The setup guide has been updated here:

1 Like


I setup sagemaker, I was very careful to start and stop instance. I did not even use it much as I got working with something else. Yet I just got a 300$ bill. I am not even sure why. There is no detail of what exactly caused it. I thought I was being very careful: how could I have run in such costs without my even noticing?
Anyway, one piece of advice: set a budget limit alarm!
I think personally when you first start using sagemaker you should be alerted by default. Up to you to raise your budget alarm…



go to your aws billing dashboard, they have every cent detailed


(Mark Hatcher) #115

Hi I have tried to follow the Sagemaker setup here: I think that AWS has changed their UI and that the setup instructions are (perhaps) no longer valid. AWS keeps prompting me for some S3 bucket where the cloud formation template is stored.


(Phil Lynch) #116

Hey @matt.mcclean, would you happen to have any examples on distributed or parallel training with SageMaker and Pytorch/ I made some attempts with nn.DataParallel(model) on an ml.p2.8xlarge, but it actually made things slower. I’m not sure if it is because I set the model to the devices incorrectly (tried following this code: or because my model architecture (I’m doing some negative sampling).



This is a beginner question since I am new to AWS: I have my images in an s3 bucket.
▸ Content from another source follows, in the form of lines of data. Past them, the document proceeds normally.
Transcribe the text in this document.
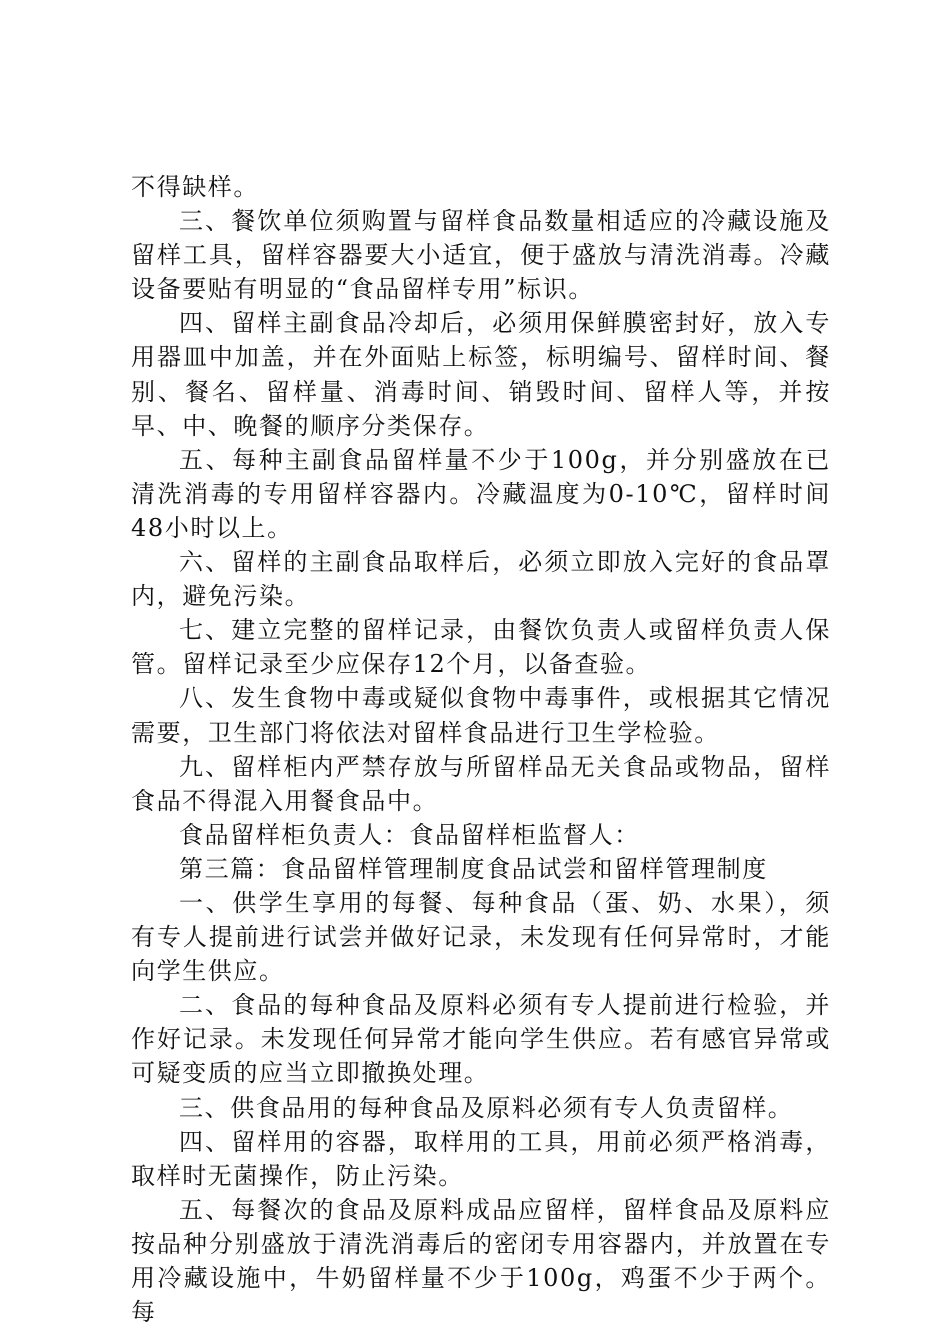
不得缺样。

三、餐饮单位须购置与留样食品数量相适应的冷藏设施及留样工具，留样容器要大小适宜，便于盛放与清洗消毒。冷藏设备要贴有明显的“食品留样专用”标识。

四、留样主副食品冷却后，必须用保鲜膜密封好，放入专用器皿中加盖，并在外面贴上标签，标明编号、留样时间、餐别、餐名、留样量、消毒时间、销毁时间、留样人等，并按早、中、晚餐的顺序分类保存。

五、每种主副食品留样量不少于100g，并分别盛放在已清洗消毒的专用留样容器内。冷藏温度为0-10℃，留样时间48小时以上。

六、留样的主副食品取样后，必须立即放入完好的食品罩内，避免污染。

七、建立完整的留样记录，由餐饮负责人或留样负责人保管。留样记录至少应保存12个月，以备查验。

八、发生食物中毒或疑似食物中毒事件，或根据其它情况需要，卫生部门将依法对留样食品进行卫生学检验。

九、留样柜内严禁存放与所留样品无关食品或物品，留样食品不得混入用餐食品中。

食品留样柜负责人：食品留样柜监督人：

第三篇：食品留样管理制度食品试尝和留样管理制度

一、供学生享用的每餐、每种食品（蛋、奶、水果），须有专人提前进行试尝并做好记录，未发现有任何异常时，才能向学生供应。

二、食品的每种食品及原料必须有专人提前进行检验，并作好记录。未发现任何异常才能向学生供应。若有感官异常或可疑变质的应当立即撤换处理。

三、供食品用的每种食品及原料必须有专人负责留样。

四、留样用的容器，取样用的工具，用前必须严格消毒，取样时无菌操作，防止污染。

五、每餐次的食品及原料成品应留样，留样食品及原料应按品种分别盛放于清洗消毒后的密闭专用容器内，并放置在专用冷藏设施中，牛奶留样量不少于100g，鸡蛋不少于两个。每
I created a notebook in Sagemaker. In there, I want to load my images into a databunch as we usually do. I get an error with ImageList.from_folder(path) but I did manage to get one image as follows:

import boto3

s3 = boto3.resource(‘s3’, region_name=‘eu-central-1’)
bucket = s3.Bucket(‘bucket_name’)
object = bucket.Object(‘class1/image_name.jpg’)
tmp = tempfile.NamedTemporaryFile()
with open(,“wb”) as f:
img = open_image(

How can I get them ALL efficiently into the databunch? In addition, have managed to get a list with all the images in my s3 bucket. Thanks a lot!